С минуту Ванесса смотрит на Лахлэна, а потом вдруг хохочет, и это радостный, кокетливый смех. Она взбивает пятерней волосы – совсем немножко, но так, словно на нее направлена камера.
– А я похожа на девушку, которая кладет в чашку два куска? – спрашивает она.
Она чуть-чуть выпячивает грудь, театрально таращит глаза, как будто позирует для фото. «Это Ванесса из „победной жизни“, – понимаю я. – Показушная, переходящая от одного момента съемки к следующему без пауз и раздумий».
Лахлэн смотрит на меня и переводит взгляд на Ванессу. Нам с ним совершенно ясно, чего она хочет сейчас. Она хочет, чтобы немедленно возник лайк, и хотя привычных для этого средств под рукой нет, найдутся другие способы одобрения, которого она жаждет.
– Два куска – это минимум, – говорит Лахлэн, прищуривается, и у правого краешка его губ возникает едва заметная ямочка. – Самый минимум.

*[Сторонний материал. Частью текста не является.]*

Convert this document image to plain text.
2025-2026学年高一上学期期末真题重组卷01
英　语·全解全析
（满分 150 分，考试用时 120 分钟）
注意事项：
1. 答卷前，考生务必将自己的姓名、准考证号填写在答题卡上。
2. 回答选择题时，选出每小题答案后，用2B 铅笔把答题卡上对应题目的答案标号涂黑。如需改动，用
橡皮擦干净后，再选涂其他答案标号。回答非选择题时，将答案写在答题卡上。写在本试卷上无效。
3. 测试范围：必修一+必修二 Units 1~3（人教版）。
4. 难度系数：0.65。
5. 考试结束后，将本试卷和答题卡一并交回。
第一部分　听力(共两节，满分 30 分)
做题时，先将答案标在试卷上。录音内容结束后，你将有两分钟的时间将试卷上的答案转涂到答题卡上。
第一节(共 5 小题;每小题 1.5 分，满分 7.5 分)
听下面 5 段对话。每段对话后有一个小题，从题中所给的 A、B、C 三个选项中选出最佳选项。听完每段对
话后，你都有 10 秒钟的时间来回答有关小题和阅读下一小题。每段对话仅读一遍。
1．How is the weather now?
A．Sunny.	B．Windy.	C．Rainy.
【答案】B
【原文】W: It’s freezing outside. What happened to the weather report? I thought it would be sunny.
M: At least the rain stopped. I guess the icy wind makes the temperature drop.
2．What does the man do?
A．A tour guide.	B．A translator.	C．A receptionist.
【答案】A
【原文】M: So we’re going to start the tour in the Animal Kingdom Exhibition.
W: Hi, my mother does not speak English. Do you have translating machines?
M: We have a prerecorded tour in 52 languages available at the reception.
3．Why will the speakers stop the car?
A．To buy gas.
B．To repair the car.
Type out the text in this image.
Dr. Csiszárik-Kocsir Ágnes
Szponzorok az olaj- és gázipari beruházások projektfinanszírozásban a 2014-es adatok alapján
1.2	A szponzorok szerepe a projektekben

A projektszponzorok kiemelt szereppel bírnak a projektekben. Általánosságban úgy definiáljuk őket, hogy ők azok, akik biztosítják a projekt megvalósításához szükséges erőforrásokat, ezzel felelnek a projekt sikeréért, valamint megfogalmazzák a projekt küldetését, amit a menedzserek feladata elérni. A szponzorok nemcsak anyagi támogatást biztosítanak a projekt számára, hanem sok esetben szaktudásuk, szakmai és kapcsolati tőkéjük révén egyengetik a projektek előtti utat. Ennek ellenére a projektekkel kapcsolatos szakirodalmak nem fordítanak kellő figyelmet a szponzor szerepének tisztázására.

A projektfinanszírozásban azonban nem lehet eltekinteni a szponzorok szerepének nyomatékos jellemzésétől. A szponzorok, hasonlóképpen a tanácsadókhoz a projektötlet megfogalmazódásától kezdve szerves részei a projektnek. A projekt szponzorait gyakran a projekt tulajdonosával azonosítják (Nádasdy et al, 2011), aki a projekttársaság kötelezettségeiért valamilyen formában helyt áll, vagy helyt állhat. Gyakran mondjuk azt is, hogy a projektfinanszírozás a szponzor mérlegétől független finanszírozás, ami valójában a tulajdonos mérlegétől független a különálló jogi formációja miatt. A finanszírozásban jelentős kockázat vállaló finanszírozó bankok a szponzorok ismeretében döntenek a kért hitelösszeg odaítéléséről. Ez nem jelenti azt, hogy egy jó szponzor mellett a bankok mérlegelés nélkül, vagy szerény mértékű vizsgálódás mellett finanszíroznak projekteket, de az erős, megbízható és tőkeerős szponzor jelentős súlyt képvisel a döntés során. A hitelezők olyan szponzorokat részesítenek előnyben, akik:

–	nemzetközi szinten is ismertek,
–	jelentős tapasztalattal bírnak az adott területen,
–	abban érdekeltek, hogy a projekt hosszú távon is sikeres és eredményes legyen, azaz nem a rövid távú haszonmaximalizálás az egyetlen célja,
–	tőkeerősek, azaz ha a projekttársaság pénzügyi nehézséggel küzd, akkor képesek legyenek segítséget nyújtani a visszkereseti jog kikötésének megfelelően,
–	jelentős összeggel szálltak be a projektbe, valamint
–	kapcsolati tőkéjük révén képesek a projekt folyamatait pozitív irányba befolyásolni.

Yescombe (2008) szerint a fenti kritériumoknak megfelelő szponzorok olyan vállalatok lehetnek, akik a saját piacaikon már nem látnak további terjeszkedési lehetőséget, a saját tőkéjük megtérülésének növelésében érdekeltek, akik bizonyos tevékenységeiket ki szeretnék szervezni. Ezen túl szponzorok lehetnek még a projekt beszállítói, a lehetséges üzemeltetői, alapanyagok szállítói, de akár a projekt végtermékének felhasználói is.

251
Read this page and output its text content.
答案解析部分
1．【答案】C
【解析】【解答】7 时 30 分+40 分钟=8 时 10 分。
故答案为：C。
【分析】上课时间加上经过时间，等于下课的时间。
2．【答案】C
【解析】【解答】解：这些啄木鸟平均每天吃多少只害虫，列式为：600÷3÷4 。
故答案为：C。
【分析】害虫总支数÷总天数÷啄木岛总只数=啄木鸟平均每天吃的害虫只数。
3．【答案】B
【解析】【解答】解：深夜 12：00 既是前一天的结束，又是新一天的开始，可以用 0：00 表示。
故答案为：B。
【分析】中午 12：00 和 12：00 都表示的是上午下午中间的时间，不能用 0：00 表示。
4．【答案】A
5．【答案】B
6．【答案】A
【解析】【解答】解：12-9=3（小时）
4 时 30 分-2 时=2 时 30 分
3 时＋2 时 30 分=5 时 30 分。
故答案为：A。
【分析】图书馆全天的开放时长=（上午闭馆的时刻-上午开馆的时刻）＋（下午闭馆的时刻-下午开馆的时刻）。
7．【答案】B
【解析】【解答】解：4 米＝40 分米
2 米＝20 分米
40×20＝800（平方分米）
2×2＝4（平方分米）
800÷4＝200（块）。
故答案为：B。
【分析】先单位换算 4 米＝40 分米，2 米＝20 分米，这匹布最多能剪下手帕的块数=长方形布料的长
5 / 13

И тут Ванесса заливается румянцем. Розовые пятна ползут по ее шее. Это зрелище настолько знакомо, что я холодею. То ли от этой милой детской стеснительности Ванессы, то ли от волчьего выражения лицо Лахлэна мне становится здорово не по себе. Лахлэн – он же так холоден, а почему меня бросило в жар? Эта женщина – она мой враг, а не его. Это я должна быть твердой, как сталь, от предвкушения справедливого возмездия. Но румянец Ванессы так остро напоминает мне о Бенни, о том, как он точно так же краснел, глядя на меня, и щенячья любовь была написана розовым цветом у него на груди.
Но женщина, сидящая напротив меня, не Бенни. Она любит не меня, а только себя. Она – привилегированная дрянь, она Либлинг, она – член семьи, наполнившей мои карманы ядом и вышвырнувшей меня на тропинку, которая привела меня сюда. Это она виновата. И я здесь из-за нее.
И я невинно улыбаюсь, подношу чашку с вином к губам и осушаю ее залпом.
Домик смотрителя все еще ютится посреди сосен на краю поместья, ближе к отвесному берегу озера. Вокруг разрослись папоротники. Мы идем следом за подвыпившей Ванессой по темной тропе (на самом деле я бы прошла этот путь с завязанными глазами), а потом вежливо наблюдаем за тем, как она включает свет и показывает нам, как пользоваться обогревателем. Покончив с объяснениями, она задерживается в гостиной. Ситуация неловкая. Она словно бы ждет приглашения остаться.
– Ну что ж, – наконец произносит она. – Я вас покину. Устраивайтесь.
Как только она уходит, Лахлэн осматривает комнату:
– Я бы сказал, довольно-таки шикарное жилище для смотрителя.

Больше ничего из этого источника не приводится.